Siete donne, siete francesi, fate film? Venite a Cannes, vincerete la Palma, girerete il mondo. La Palma d’oro del 76esimo festival di Cannes è andata ad Anatomia di una caduta di Justine Triet, normanna, classe 1978. È una Palma giovane, esattamente come quella andata nel 2021 a Julie Ducournau per Titane, che quest’anno era in giuria.
Ci sbilanciamo senza problemi: né l’uno né l’altro film entreranno nelle storie del cinema, ma intanto si conquistano la cronaca e i mercati internazionali, perché vincere a Cannes è importante, apre molte porte, assicura una distribuzione mondiale e un futuro radioso.
Una dinamica bizzarra
Anatomia di una caduta si svolge quasi tutto in un’aula di tribunale. Sandra (l’attrice tedesca Sandra Huller, protagonista anche di The Zone of Interest) deve difendersi dall’accusa di aver ucciso il marito. I due vivevano insieme in una baita di montagna sopra Grenoble. L’uomo è stato trovato morto dopo una caduta dal terzo piano. In casa c’era solo la donna, e la dinamica della caduta sembra bizzarra, tanto da indurre gli inquirenti a sospettare l’omicidio.
Per due ore e mezza, Justine Triet e il suo co-sceneggiatore Arthur Harari ci portano nelle minuzie procedurali di un processo che a noi italiani può ricordare il famoso delitto di Cogne, anche se qui non c’è di mezzo un bambino e tutto sembra indicare l’innocenza della donna.
Avete capito: Anatomia di una caduta è un perfetto film da dibattito, il cui destino più ovvio è una bella prima serata televisiva (Bruno Vespa ci andrebbe a nozze).
La faccia di Glazer
Che un film del genere vinca Cannes è obiettivamente un’esagerazione, ma ci siamo abituati. Stenterà ad abituarsi, invece, l’inglese Jonathan Glazer, che è entrato Papa in conclave e si è ritrovato cardinale: tutti mormoravano che la Palma d’oro fosse sua, ed effettivamente The Zone of Interest (dal libro di Martin Amis) ha valori cinematografici infinitamente superiori, ma il tema forte (la vita quotidiana degli aguzzini di Auschwitz) non è bastata. Quando l’hanno chiamato a ricevere il Grand Prix (secondo premio del palmarès) ha fatto una faccia che era tutta un programma.

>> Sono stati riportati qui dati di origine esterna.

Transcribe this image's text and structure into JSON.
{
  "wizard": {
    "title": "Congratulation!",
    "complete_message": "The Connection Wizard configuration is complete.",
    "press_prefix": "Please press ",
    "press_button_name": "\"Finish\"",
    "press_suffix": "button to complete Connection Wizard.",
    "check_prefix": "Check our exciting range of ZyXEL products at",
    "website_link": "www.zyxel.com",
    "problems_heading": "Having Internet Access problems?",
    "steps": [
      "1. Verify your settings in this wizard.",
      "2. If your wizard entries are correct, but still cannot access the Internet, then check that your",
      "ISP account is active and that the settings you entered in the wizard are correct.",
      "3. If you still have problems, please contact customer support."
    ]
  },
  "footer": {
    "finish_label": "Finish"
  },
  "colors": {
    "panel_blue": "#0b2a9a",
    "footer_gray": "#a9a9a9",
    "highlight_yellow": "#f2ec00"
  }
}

A noi, vecchi bucanieri cannensi, questo verdetto sa tanto di grandeur francese al lavoro: forse, dopo la sconfitta ai rigori contro l’Argentina ai Mondiali di calcio urgeva un risarcimento.
Niente da dire sui premi alla turca Merve Dizdar, splendida attrice del verbosissimo Le erbe secche di Nuri Bilge Ceylan, e al giapponese Koji Yakusho, che invece in Perfect Days di Wim Wenders dirà sì e no dieci parole. Si recita con la voce e si recita con il corpo: potremmo dire che il verdetto copre tutto l’arco istituzionale di questa meravigliosa arte.
Solo il Prix du Jury ad Aki?
Molto da dire sul minuscolo Prix du Jury a Kaurismaki, ma ce la caveremo con una sola parola: vergognatevi. Era meglio non dargli nulla, e bene ha fatto il genio finnico a rimanersene a casa. Il premio alla regia a Tran Anh Hung, per La passion de Dodin Bouffant, è invece un altro capitolo della suddetta grandeur: il film è una puntata ottocentesca di Masterchef, con due grandi gourmet (Benoit Magimel e Juliette Binoche) impegnati per oltre due ore in raffinatissime ricette. Si esce dal film con il colesterolo a 400, ma l’eleganza della messinscena è innegabile.
A proposito di eleganze, le uniche vere emozioni della cerimonia le hanno regalate Jane Fonda e Roger Corman: 85 anni lei, 97 lui. Non sarà più un cinema per vecchi, ma di fronte a simili monumenti, il brivido c’è. Per la cronaca: quando Corman era giovane, e riempiva i drive-in con i suoi film di genere, a Cannes non l’avrebbero fatto nemmeno entrare. I tempi sono cambiati. Se in meglio o in peggio, chissà?